Sexual assault is one symptom of that imbalance, but it is not the only one. The can-opener here — the sharp point that pierced the aluminum that had sealed all this glop in — was indeed a story about a man, Harvey Weinstein, who committed professional harm that was also terrible sexual violence. And yes, many of the stories that have poured forth since — from James Toback’s unsolicited ejaculations, to the playwright Israel Horovitz’s alleged forced encounters with much younger women — have turned on nonconsensual contact, violent physical and sexual threat, the stuff of sex crimes. But even those tales — the ones about rape and assault — have been told by accusers who first interacted with these men in hopes of finding professional opportunity, who were looking not for flirtation or dates, but for work. And they have reported — they have taken care to clearly lay out — the impact of the sexual violence not just on their emotional well-being, not just on their bodies, but on their careers, on their place in the public sphere.
In the Maze, Dayna Tortorici
Women, too, felt the pressure. “Your generation is so moral,” a celebrated novelist said to an editor my age. Another friend, a journalist in her fifties, described the heat she got from online feminists for expressing skepticism toward safe spaces. “I’m conservative now,” she said, meaning to the kids. But the most persistent and least logical complaint came from men — men I knew and men in the media. They could not speak. And yet they were speaking. Near the end of 2014, I remember, the right to free speech under the First Amendment had been recast in popular discourse as the right to free speech without consequence, without reaction.
The Year in Collaboration, Helena Fitzgerald
My idea of literature is one absolutely circumscribed by the concerns of white male gatekeepers, both the dead and the living. From as early as I can remember, I have always sought out maximalism in art and literature. I love things that take up enormous space, that break rules, that put their feet on the furniture. I love art that has bad manners, art that’s too big, too loud, too much. Most of this art—at least what is made readily available to a very young person, what is easiest to find when you’ve only just started looking—is by old white men, because that’s who’s allowed to be too big and too loud and too much. They are the only ones not hideously punished for bigness of any kind.

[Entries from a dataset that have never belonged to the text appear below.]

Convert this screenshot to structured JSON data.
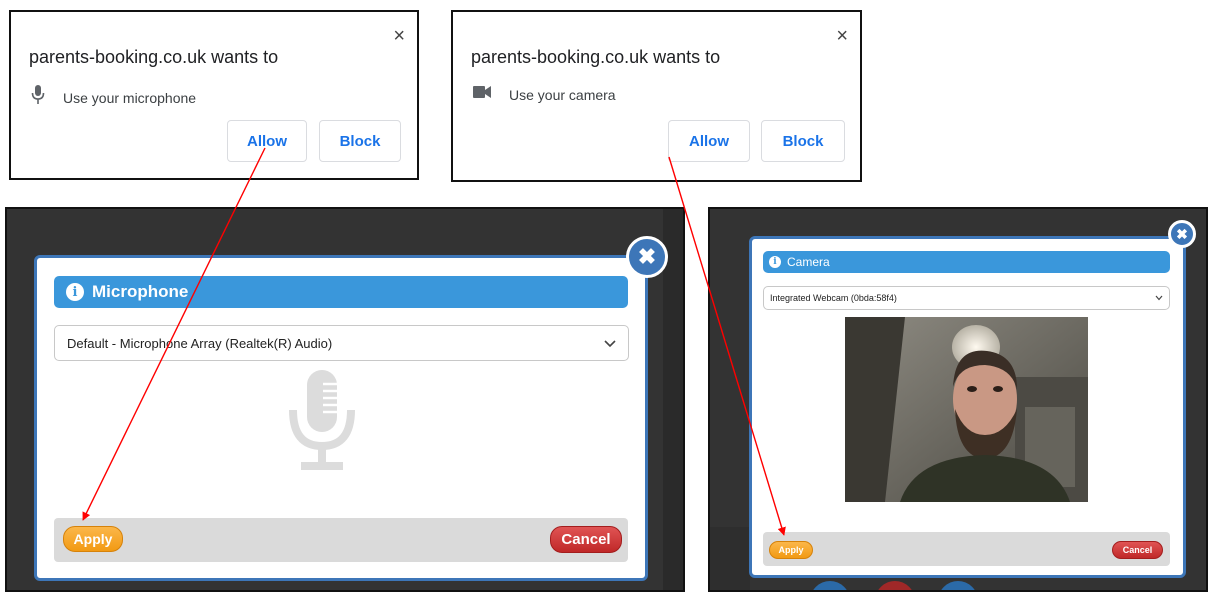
{
  "mic_prompt": {
    "title": "parents-booking.co.uk wants to",
    "permission": "Use your microphone",
    "allow": "Allow",
    "block": "Block",
    "close": "×",
    "icon": "microphone-icon"
  },
  "cam_prompt": {
    "title": "parents-booking.co.uk wants to",
    "permission": "Use your camera",
    "allow": "Allow",
    "block": "Block",
    "close": "×",
    "icon": "camera-icon"
  },
  "mic_modal": {
    "header": "Microphone",
    "device": "Default - Microphone Array (Realtek(R) Audio)",
    "apply": "Apply",
    "cancel": "Cancel"
  },
  "cam_modal": {
    "header": "Camera",
    "device": "Integrated Webcam (0bda:58f4)",
    "apply": "Apply",
    "cancel": "Cancel"
  },
  "colors": {
    "accent": "#1a73e8",
    "header": "#3a97db",
    "modal_border": "#3d76b8",
    "apply": "#f29a13",
    "cancel": "#c02828",
    "arrow": "#ff0000"
  }
}
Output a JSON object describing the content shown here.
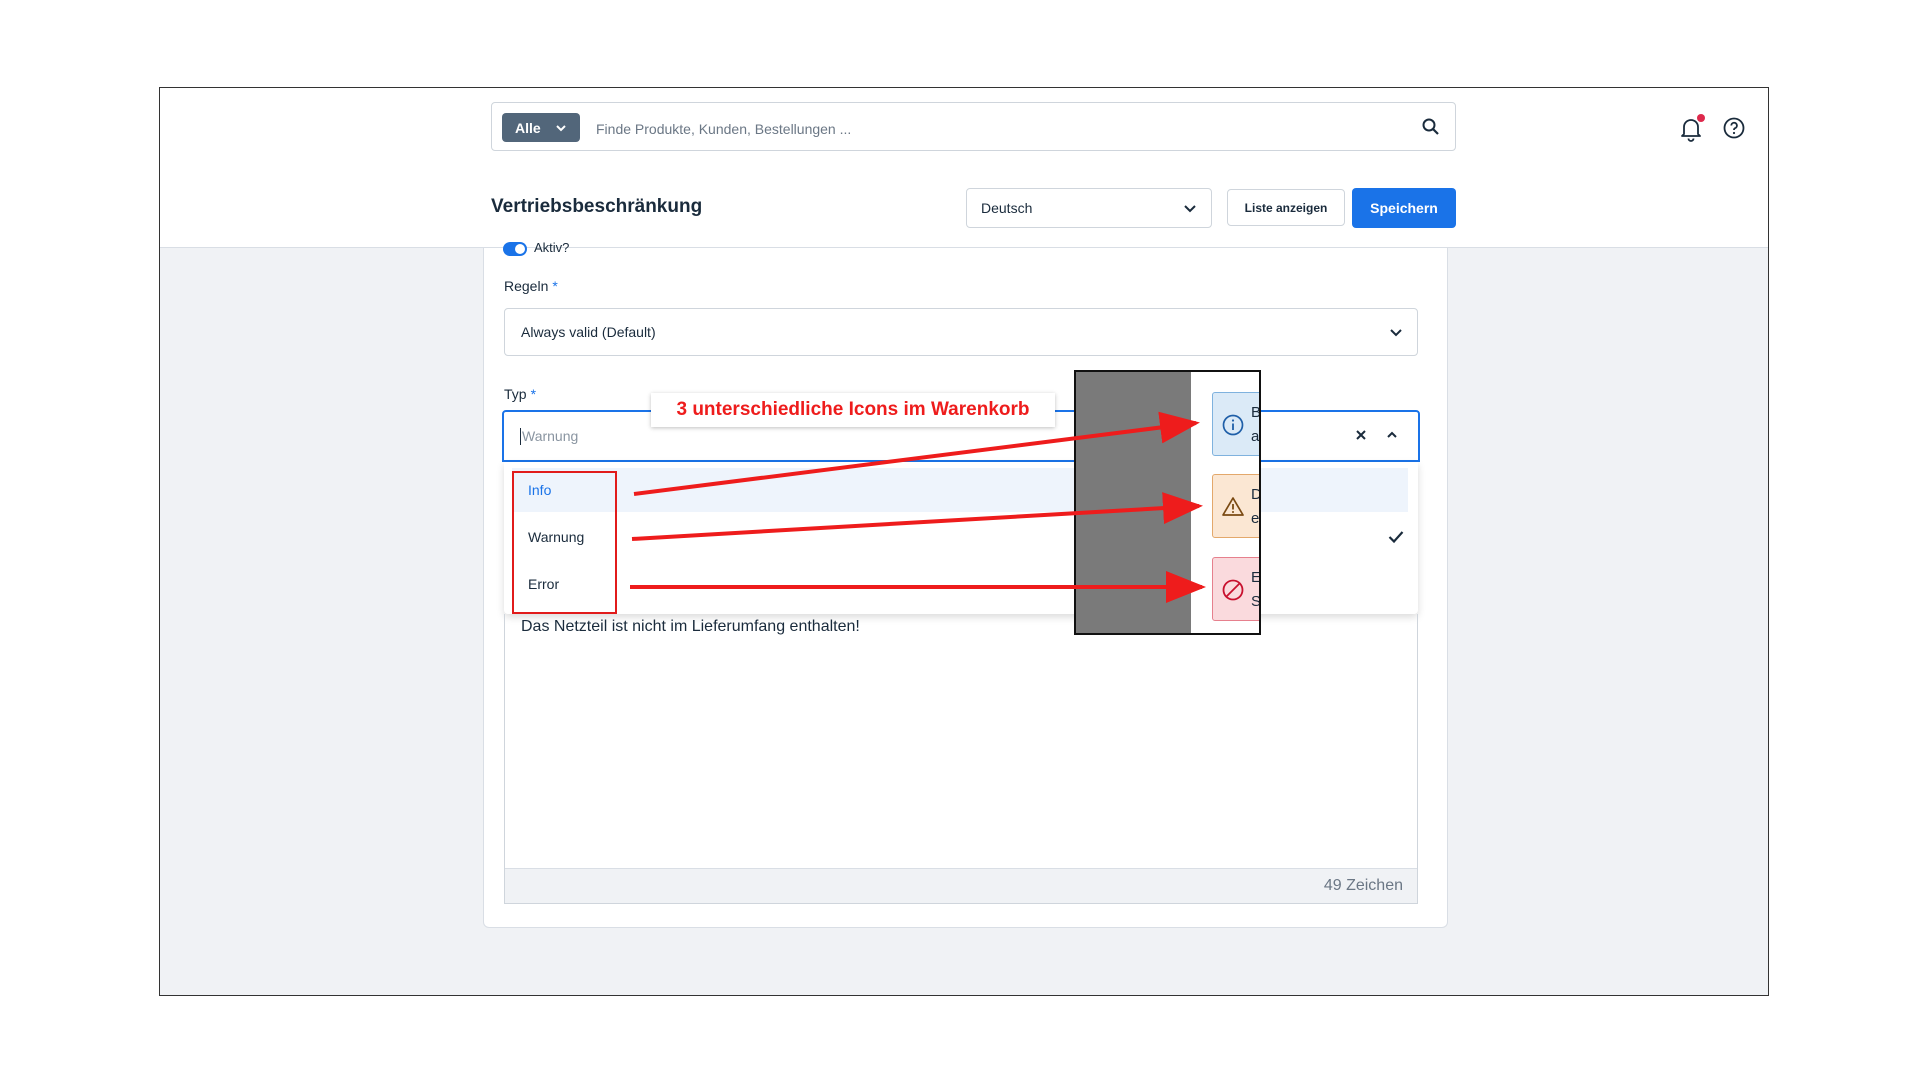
{
  "search": {
    "scope_label": "Alle",
    "placeholder": "Finde Produkte, Kunden, Bestellungen ..."
  },
  "header": {
    "title": "Vertriebsbeschränkung",
    "language": "Deutsch",
    "list_button": "Liste anzeigen",
    "save_button": "Speichern"
  },
  "form": {
    "active_label": "Aktiv?",
    "rules_label": "Regeln",
    "required_mark": "*",
    "rules_value": "Always valid (Default)",
    "type_label": "Typ",
    "type_value": "Warnung",
    "type_options": [
      "Info",
      "Warnung",
      "Error"
    ],
    "message_text": "Das Netzteil ist nicht im Lieferumfang enthalten!",
    "char_count": "49 Zeichen"
  },
  "annotation": {
    "callout": "3 unterschiedliche Icons im Warenkorb",
    "inset_letters": [
      [
        "B",
        "a"
      ],
      [
        "D",
        "e"
      ],
      [
        "E",
        "S"
      ]
    ]
  },
  "colors": {
    "primary": "#1a73e8",
    "annotation_red": "#e11b1b",
    "info_bg": "#dbeaf7",
    "warning_bg": "#fbe7d3",
    "error_bg": "#fadadd"
  }
}
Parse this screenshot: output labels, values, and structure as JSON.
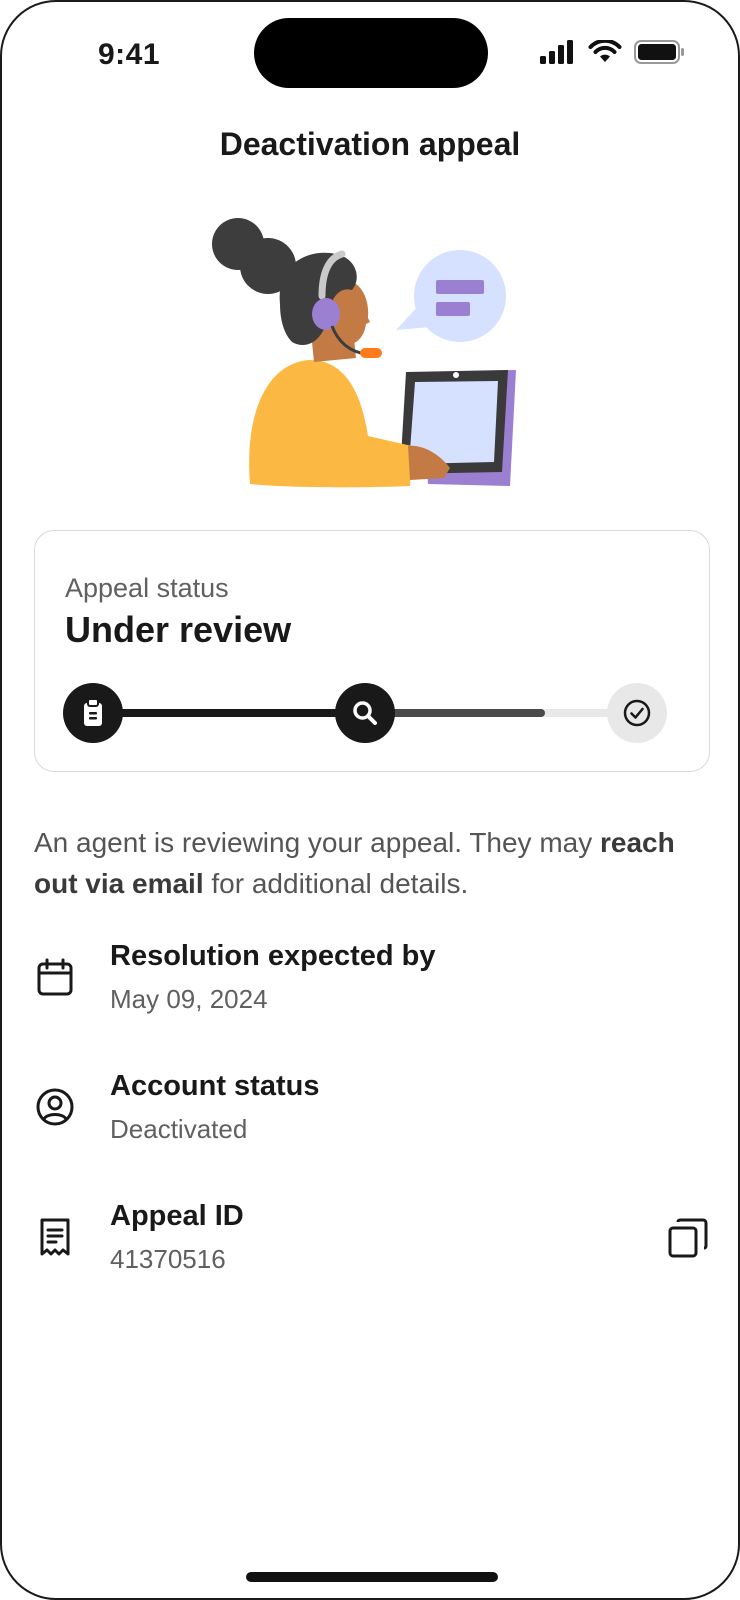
{
  "status_bar": {
    "time": "9:41"
  },
  "header": {
    "title": "Deactivation appeal"
  },
  "illustration": {
    "name": "support-agent-illustration"
  },
  "appeal_card": {
    "label": "Appeal status",
    "status": "Under review",
    "steps": [
      {
        "name": "submitted",
        "icon": "clipboard-icon",
        "state": "done"
      },
      {
        "name": "in-review",
        "icon": "search-icon",
        "state": "current"
      },
      {
        "name": "resolved",
        "icon": "check-circle-icon",
        "state": "pending"
      }
    ],
    "progress_within_review": 0.6
  },
  "description": {
    "part1": "An agent is reviewing your appeal. They may ",
    "emphasis": "reach out via email",
    "part2": " for additional details."
  },
  "details": [
    {
      "icon": "calendar-icon",
      "title": "Resolution expected by",
      "value": "May 09, 2024"
    },
    {
      "icon": "account-circle-icon",
      "title": "Account status",
      "value": "Deactivated"
    },
    {
      "icon": "receipt-icon",
      "title": "Appeal ID",
      "value": "41370516",
      "action_icon": "copy-icon"
    }
  ],
  "colors": {
    "text_primary": "#191919",
    "text_secondary": "#606060",
    "progress_done": "#191919",
    "progress_track": "#e8e8e8",
    "illustration_yellow": "#FBB843",
    "illustration_purple": "#9B7FD1",
    "illustration_bubble": "#D6E1FF"
  }
}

Growing up as a woman I was made acutely aware that I was not allowed to be big or loud. I am naturally both those things, but my life has been an attempt to shrink myself, because smallness is rewarded above all else in women. I longed for writing that broke out away from confined spaces because I was at every juncture shepherded into them. It is important to see ourselves in art, but it is important to see an alternative to ourselves as well, to dream something beyond the strictures by which we are confined and the obligations to which we are indebted. I always ended up at men first, work men made on the subject of being men. It was a failure of my own imagination and circumstances, and it was also quite simply that this was so much the majority of what was available, and what I was taught was good. I ran toward further embracing these gatekeepers instead of seeing that their primacy and the system that made them primary was the same one that punished me for bigness, was the reason there was so much from which to run.